In China, there’s a massive exodus from the rural to urban areas, but it’s controlled because the country doesn’t have enough housing for everyone that wants to live in a city. At the same time, urbanization accentuates the air and soil pollution problems. So, Knafo Klimor Architects proposed an agro-housing project that blends agriculture and high-rise housing in one structure. This agro-housing project brings the food-supply directly to the building, and to the extent that residents can realize the benefits of urban farming, there is a decreased reliance on transportation for agricultural products (shopping and delivery to stores). Plus, with the building’s integrated water capture systems, the project has the potential to reduce water consumption and runoff. Residents could make money off the crops, too.

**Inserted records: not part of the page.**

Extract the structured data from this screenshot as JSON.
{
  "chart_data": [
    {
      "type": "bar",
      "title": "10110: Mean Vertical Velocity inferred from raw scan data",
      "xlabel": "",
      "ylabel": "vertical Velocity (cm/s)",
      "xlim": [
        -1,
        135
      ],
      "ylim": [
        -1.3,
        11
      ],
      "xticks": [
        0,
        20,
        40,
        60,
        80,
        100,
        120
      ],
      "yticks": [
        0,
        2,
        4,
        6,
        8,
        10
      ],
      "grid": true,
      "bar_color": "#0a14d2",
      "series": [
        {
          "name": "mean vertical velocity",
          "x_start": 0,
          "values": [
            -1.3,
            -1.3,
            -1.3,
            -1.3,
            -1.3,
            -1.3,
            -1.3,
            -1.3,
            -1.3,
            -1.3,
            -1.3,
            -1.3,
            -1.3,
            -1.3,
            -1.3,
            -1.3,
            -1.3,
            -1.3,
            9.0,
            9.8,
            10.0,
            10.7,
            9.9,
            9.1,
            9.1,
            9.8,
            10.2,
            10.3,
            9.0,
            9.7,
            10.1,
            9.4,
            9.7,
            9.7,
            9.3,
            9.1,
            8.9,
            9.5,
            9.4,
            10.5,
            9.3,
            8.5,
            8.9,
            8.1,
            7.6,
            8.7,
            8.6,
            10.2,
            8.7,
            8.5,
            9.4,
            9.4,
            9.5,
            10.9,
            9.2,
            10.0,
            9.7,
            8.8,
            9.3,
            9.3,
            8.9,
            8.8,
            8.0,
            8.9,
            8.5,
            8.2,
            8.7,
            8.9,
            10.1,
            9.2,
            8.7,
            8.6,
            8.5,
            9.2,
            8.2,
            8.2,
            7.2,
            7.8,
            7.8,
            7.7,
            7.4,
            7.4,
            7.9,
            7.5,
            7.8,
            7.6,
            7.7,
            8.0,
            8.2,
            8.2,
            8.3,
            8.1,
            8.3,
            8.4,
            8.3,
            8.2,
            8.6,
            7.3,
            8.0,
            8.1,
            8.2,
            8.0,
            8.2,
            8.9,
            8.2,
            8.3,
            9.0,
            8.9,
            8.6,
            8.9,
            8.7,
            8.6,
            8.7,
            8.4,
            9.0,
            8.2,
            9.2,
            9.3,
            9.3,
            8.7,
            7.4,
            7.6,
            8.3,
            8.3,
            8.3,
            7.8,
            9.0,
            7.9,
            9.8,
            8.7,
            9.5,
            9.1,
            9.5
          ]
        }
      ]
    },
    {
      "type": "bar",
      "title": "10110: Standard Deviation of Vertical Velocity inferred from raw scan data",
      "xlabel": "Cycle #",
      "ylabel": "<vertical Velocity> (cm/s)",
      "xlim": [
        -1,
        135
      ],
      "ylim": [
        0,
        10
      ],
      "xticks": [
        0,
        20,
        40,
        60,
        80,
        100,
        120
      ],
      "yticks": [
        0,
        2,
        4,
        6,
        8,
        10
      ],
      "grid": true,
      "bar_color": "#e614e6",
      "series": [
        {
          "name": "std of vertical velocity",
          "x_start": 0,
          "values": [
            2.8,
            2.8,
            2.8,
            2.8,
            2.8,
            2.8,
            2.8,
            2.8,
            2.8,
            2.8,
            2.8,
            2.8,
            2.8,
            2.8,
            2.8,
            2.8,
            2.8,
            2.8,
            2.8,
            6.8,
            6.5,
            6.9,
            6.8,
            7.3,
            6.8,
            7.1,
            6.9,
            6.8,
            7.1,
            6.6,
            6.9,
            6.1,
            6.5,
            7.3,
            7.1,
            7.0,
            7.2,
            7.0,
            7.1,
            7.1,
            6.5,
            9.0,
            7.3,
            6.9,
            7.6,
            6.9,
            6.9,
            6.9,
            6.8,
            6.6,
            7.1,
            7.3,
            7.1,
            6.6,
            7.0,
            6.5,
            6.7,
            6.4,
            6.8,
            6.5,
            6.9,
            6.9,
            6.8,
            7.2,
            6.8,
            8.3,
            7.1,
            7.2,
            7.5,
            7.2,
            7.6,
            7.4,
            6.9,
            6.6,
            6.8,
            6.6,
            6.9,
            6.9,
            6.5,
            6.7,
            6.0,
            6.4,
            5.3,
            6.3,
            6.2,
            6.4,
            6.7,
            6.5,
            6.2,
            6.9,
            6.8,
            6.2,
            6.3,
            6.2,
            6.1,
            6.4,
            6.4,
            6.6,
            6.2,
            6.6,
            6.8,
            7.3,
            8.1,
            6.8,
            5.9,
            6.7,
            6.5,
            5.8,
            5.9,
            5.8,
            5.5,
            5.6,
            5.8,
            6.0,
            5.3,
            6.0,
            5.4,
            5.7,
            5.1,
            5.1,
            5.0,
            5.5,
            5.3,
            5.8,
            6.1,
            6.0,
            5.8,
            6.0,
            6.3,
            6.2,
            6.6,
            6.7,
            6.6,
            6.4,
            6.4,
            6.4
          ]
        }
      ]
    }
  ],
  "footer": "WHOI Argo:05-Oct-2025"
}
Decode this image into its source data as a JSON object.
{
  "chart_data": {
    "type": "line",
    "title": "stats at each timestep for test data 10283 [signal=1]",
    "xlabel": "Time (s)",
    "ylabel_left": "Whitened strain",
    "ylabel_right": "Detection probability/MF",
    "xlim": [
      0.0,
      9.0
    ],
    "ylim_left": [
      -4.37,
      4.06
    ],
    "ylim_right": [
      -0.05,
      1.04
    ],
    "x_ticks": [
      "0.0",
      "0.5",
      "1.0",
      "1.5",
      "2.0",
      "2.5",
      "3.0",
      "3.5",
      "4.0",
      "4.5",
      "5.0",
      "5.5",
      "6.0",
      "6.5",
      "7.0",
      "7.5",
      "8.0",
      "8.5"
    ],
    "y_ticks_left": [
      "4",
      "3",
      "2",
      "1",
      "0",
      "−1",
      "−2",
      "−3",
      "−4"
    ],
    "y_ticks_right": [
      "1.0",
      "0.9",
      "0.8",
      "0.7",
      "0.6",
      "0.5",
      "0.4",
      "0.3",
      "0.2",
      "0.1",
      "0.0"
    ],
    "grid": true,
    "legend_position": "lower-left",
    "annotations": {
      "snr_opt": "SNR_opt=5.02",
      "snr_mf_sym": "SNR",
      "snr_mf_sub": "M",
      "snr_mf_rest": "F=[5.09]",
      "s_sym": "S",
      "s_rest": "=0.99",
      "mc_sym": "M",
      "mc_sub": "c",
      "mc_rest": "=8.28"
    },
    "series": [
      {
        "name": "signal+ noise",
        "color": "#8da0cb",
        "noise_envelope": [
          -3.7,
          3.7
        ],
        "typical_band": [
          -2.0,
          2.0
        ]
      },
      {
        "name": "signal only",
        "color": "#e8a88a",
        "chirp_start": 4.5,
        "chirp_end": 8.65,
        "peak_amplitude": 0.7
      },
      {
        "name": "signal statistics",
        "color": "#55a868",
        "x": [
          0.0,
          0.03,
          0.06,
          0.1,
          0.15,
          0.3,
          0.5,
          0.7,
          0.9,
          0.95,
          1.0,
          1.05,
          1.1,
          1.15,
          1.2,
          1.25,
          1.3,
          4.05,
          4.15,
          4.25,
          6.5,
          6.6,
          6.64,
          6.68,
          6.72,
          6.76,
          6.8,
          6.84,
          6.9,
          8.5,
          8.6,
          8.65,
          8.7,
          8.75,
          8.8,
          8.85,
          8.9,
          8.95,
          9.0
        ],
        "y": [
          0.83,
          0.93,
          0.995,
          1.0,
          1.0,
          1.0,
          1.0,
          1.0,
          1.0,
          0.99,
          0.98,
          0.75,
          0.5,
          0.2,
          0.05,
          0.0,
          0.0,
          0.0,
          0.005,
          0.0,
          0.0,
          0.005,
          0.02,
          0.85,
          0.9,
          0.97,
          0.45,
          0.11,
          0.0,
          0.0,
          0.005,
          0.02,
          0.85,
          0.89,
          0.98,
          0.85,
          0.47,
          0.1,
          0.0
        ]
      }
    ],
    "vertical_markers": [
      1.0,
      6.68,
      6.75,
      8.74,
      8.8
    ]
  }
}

This agro-housing project is going to be built in Wuhan, China. As you can see from the renderings, the building has quite the elaborate labyrinth to control water, air, and heat. Structurally, it will be made with SIPs and a majority of the materials will come from steel, aluminum, and terracotta — all materials that can be recycled at the end of the building’s life. Via Dwell.
Yesterday, Kovac Architects announced the groundbreaking of Sycamore House, a modern ridge top residence in the Pacific Palisades designed to achieve a Platinum level rating under the USGBC’s LEED for Homes Program. The 3,400 sf home will serve as both a laboratory of learning in sustainable design and the home of Michael Kovac, principal with Kovac Architects. With construction already in progress (you can view a webcam on their website), the home should be complete in the latter part of 2008.
By all means, take some time to wander through the Sycamore House online web site, it’s quite informational. This home will feature a 23-foot tall thermal wall to regulate air temperature and guide warm air to clerestory windows; a building integrated photovoltaic system and green roof to insulate the home and reduce the heat island effect; and a geothermal system for supplemental cooling. On the inside, all the materials will be sustainably harvested, rapidly renewable, or previously recycled. Plus, there will be the usual water-efficient fixtures, energy-saving LED lights and appliances, and low-VOC paints and varnishes. Although still only in rendering stage, it will be exciting to see the Sycamore House become a reality. Personally, I like the ability to congregate on the living roof and show off the solar panels. That’s a nice touch.
Foster + Partners is at it again with another sweeping master plan in some exotic location — this time, it’s a 150,000 square meter city block in downtown Singapore. The scheme incorporates commercial, residential, retail, and two high-end hotels, the total package of which could achieve the Green Mark Platinum Rating, which is the highest rating under Singapore’s main green building rating system. The ground-level canopy is blanketed with a ribbon-like structure that forms a series of vertical louvres. These filter the sun and provide a framework for the planting which will transform the towers into a series of vertically linked green spaces. Interestingly, the buildings’ slanted facades are oriented, rather exactly calculated, to catch wind and direct it downwards to cool the canopy level. It’s amazing to look at, and I bet it will be quite the gathering place.
This is MOMO, a prefab concept designed by Thomas Lind. The word MOMO comes from the truncation of Modernistiskt Modulhuskoncept, which is Swedish for modern modular house concept. MOMO homes are put together using 107 sf modules that aren’t particularly made with any special green elements other than to be built with high quality, healthy materials. That said, the concept also calls for a living roof with a blend of native water-storing succulents and grasses. The large, wind-sail looking outdoor roof blurs the boundary between interior and exterior with shade and a congregational patio — and if you’re in the right climate, it’d be quite nice to chill in and out of the home. Modules price in at roughly $25,000 each, and the first MOMO summer houses will be built in Sweden in mid-2008. So, the final product won’t necessarily be huge, but it’s certain to be sufficient.